Screening Objectives with Philosophy
Screening Objectives with Philosophy
Why screening is needed
- The sources produce a large number of objectives, many inconsistent.
- A school should aim at a small number of consistent, highly important objectives.
Philosophy as the first screen
- Keep objectives that stand high in the values stated or implied in the school’s philosophy.
- The philosophy defines a good life and society and the values essential to them.
Democratic values as an example
- The worth of every individual.
- Wide participation in social activities.
- Encouragement of variability over a single personality type.
- Faith in intelligence over autocratic authority.
After gathering objectives from learners, contemporary life, and subject specialists, a developer faces a problem of abundance. The three sources together suggest a large number of objectives, and many of them are inconsistent with one another. A school cannot pursue them all. It should aim at a small number of consistent and highly important objectives, which means the long list has to be screened.
Why and how to screen
The screening question is direct: how do you eliminate the unimportant and inconsistent objectives from the heterogeneous collection the sources produced? The first screen is the school’s own philosophy.
Objectives are picked by identifying those that stand high in terms of the values either stated or implied in the school’s educational and social philosophy. A school’s philosophy generally attempts to define the nature of a good life and a good society, and to outline the values considered essential to a satisfying and effective life. Objectives that match those values are kept; objectives that clash with them are dropped. The philosophy acts as a sieve.

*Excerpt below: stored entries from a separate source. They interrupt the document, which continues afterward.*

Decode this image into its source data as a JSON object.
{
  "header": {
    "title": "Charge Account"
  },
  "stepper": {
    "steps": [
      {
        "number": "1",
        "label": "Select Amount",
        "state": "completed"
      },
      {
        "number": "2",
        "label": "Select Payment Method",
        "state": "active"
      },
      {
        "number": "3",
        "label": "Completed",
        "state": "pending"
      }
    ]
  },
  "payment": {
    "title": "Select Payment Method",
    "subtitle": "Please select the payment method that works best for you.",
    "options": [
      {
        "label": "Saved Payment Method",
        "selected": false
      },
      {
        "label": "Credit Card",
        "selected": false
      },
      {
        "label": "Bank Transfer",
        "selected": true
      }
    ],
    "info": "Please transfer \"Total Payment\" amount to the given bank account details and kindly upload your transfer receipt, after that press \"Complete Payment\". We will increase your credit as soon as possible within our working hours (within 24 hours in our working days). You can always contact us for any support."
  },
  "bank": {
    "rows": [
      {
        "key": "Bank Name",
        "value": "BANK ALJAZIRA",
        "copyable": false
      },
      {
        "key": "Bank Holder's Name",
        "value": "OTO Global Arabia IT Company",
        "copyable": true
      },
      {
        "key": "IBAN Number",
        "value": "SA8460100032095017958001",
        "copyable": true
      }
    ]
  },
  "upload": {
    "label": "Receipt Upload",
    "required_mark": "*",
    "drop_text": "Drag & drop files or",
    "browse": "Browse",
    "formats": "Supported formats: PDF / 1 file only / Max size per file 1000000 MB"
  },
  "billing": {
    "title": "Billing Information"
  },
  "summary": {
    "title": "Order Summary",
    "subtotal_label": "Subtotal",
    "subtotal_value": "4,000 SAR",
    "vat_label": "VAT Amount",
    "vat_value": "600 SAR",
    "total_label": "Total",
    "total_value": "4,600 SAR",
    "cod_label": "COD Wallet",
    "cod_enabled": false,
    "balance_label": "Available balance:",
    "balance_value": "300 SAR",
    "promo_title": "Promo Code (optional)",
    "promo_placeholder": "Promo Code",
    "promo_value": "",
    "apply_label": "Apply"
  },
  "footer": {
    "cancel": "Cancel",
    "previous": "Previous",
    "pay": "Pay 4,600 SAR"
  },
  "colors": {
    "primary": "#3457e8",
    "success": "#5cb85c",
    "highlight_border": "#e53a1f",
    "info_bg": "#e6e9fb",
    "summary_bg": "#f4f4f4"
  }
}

The school’s educational and social philosophy
It keeps objectives that stand high in the values the philosophy states or implies, and drops those that clash. The philosophy defines a good life and society and the values essential to them.
Democratic values as a worked example
To see the screen working, take a school whose philosophy stresses democratic values for a satisfying personal and social life. Such a philosophy might emphasise four values in particular:
- The worth of every individual as a human being, regardless of race, national, social, or economic status.
- Wide participation in all phases of activity in the society’s social groups.
- Encouragement of variability rather than demanding a single type of personality.
- Faith in intelligence as the method for dealing with important problems, rather than depending on the authority of an autocratic or aristocratic group.
A school that accepts these as basic will set them as objectives in its program, stated as values and habits, ideals and practices. The screen then does its work: objectives consistent with these values are picked, and objectives inconsistent with them are eliminated and kept out of the curriculum.
The worth of every individual, and faith in intelligence over autocratic authority
The fuller set adds wide participation in social activity and the encouragement of variability over a single personality type. Objectives consistent with these are kept; inconsistent ones are dropped.